Nach dem Essen haben wir die Verwüstungen angeschaut, die die Schneelawine angerichtet hat. Im Erdgeschoss sind die Räume gemauert voll Schnee gestanden. Vom Gesinde, das hier geschlafen hat, wäre nicht einer lebend davongekommen. Sie sind aber alle in der Christmette gewesen. Im ersten Stock waren die Fenster eingedrückt, oft mitsamt den Fensterstöcken. In manche Zimmer hat man von außen bloß mit einer Leiter einsteigen können. Der Schnee, der leichte Schnee, der wie ein Geisterhauch hereingeweht ist, jetzt ist er zu Eis gepresst gewesen, der Luftdruck hat ihn mit Gewalt in alle Winkel geworfen.

Wir haben von dem geschwiegen, was uns zuinnerst bewegt hat. Wir haben sogar gescherzt, wie wir unsere Kleider und unsere Habseligkeiten aus dem Schnee gescharrt haben. Am Nachmittag sind wir dann talaus gewandert, der Wirt war in seinen Räumen beschränkt, ihm ist nur die leidliche Rückfront seines Hauses geblieben.

Wie wir zu ihm getreten sind, um nach unserer Schuldigkeit zu fragen und um Abschied von ihm zu nehmen, hat er grade eine Scheibe in den Rahmen gekittet.

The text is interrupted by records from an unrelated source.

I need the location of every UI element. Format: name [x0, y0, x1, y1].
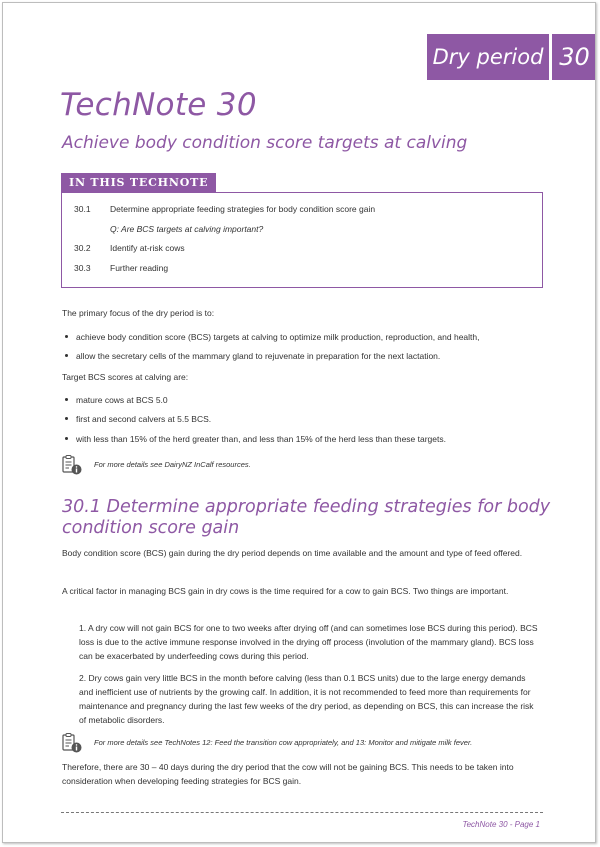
toc-item-number: 30.2: [74, 243, 91, 253]
page-subtitle: Achieve body condition score targets at calving: [62, 133, 468, 153]
list-item-text: achieve body condition score (BCS) targets at calving to optimize milk production, reproduction, and health,: [76, 332, 480, 342]
document-page: [2, 2, 596, 843]
section-heading-30-1: 30.1 Determine appropriate feeding strategies for body condition score gain: [62, 497, 551, 538]
numbered-point: 2. Dry cows gain very little BCS in the month before calving (less than 0.1 BCS units) due to the large energy demands and inefficient use of nutrients by the growing calf. In addition, it is not recommended to feed more than requirements for maintenance and pregnancy during the last few weeks of the dry period, as depending on BCS, this can increase the risk of metabolic disorders.: [79, 673, 534, 725]
intro-lead: The primary focus of the dry period is to:: [62, 308, 215, 318]
toc-item-text: Q: Are BCS targets at calving important?: [110, 224, 264, 234]
footer-divider: [61, 812, 543, 813]
numbered-point: 1. A dry cow will not gain BCS for one to two weeks after drying off (and can sometimes lose BCS during this period). BCS loss is due to the active immune response involved in the drying off process (involution of the mammary gland). BCS loss can be exacerbated by underfeeding cows during this period.: [79, 623, 538, 661]
toc-item-number: 30.1: [74, 204, 91, 214]
document-info-icon: [61, 454, 83, 476]
toc-item-text: Identify at-risk cows: [110, 243, 185, 253]
section-tab-number: 30: [552, 34, 596, 80]
intro-note: For more details see DairyNZ InCalf resources.: [94, 460, 251, 469]
page-title: TechNote 30: [60, 87, 257, 123]
section-paragraph: Body condition score (BCS) gain during the dry period depends on time available and the amount and type of feed offered.: [62, 548, 523, 558]
document-info-icon: [61, 732, 83, 754]
page-footer: TechNote 30 - Page 1: [462, 820, 540, 829]
section-paragraph: A critical factor in managing BCS gain in dry cows is the time required for a cow to gain BCS. Two things are important.: [62, 586, 509, 596]
targets-lead: Target BCS scores at calving are:: [62, 372, 189, 382]
toc-item-text: Further reading: [110, 263, 169, 273]
list-item-text: first and second calvers at 5.5 BCS.: [76, 414, 212, 424]
toc-item-number: 30.3: [74, 263, 91, 273]
list-item-text: allow the secretary cells of the mammary gland to rejuvenate in preparation for the next lactation.: [76, 351, 441, 361]
toc-item-text: Determine appropriate feeding strategies for body condition score gain: [110, 204, 376, 214]
toc-box: [61, 192, 543, 288]
section-tab-label: Dry period: [427, 34, 549, 80]
toc-heading: IN THIS TECHNOTE: [61, 173, 216, 193]
list-item-text: mature cows at BCS 5.0: [76, 395, 168, 405]
section-note: For more details see TechNotes 12: Feed the transition cow appropriately, and 13: Monitor and mitigate milk fever.: [94, 738, 473, 747]
section-paragraph: Therefore, there are 30 – 40 days during the dry period that the cow will not be gaining BCS. This needs to be taken into consideration when developing feeding strategies for BCS gain.: [62, 762, 514, 786]
list-item-text: with less than 15% of the herd greater than, and less than 15% of the herd less than these targets.: [76, 434, 446, 444]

Er hat angestrengt auf seine Arbeit geblickt, wohl nur damit er mich nicht noch einmal hat anschauen müssen. Fürs Übernachten, sagte er mit brummigem Humor, könnte er billigerweise nicht was verlangen, denn übernachtet hätten wir ja wohl nicht. Aber wenn einer der Herren einen Batzen Geld übrig hätte, könnte er gern was in den Opferstock von Kaltenbrunn legen, zum Dank, dass der Herrgott in der Christnacht so viele Engel unterwegs gehabt hat: Ein gewöhnlicher Schutzengel hätte vielleicht nicht genügt diesmal.

Er ist dann weggegangen, eh wir ihm die Hand geben konnten.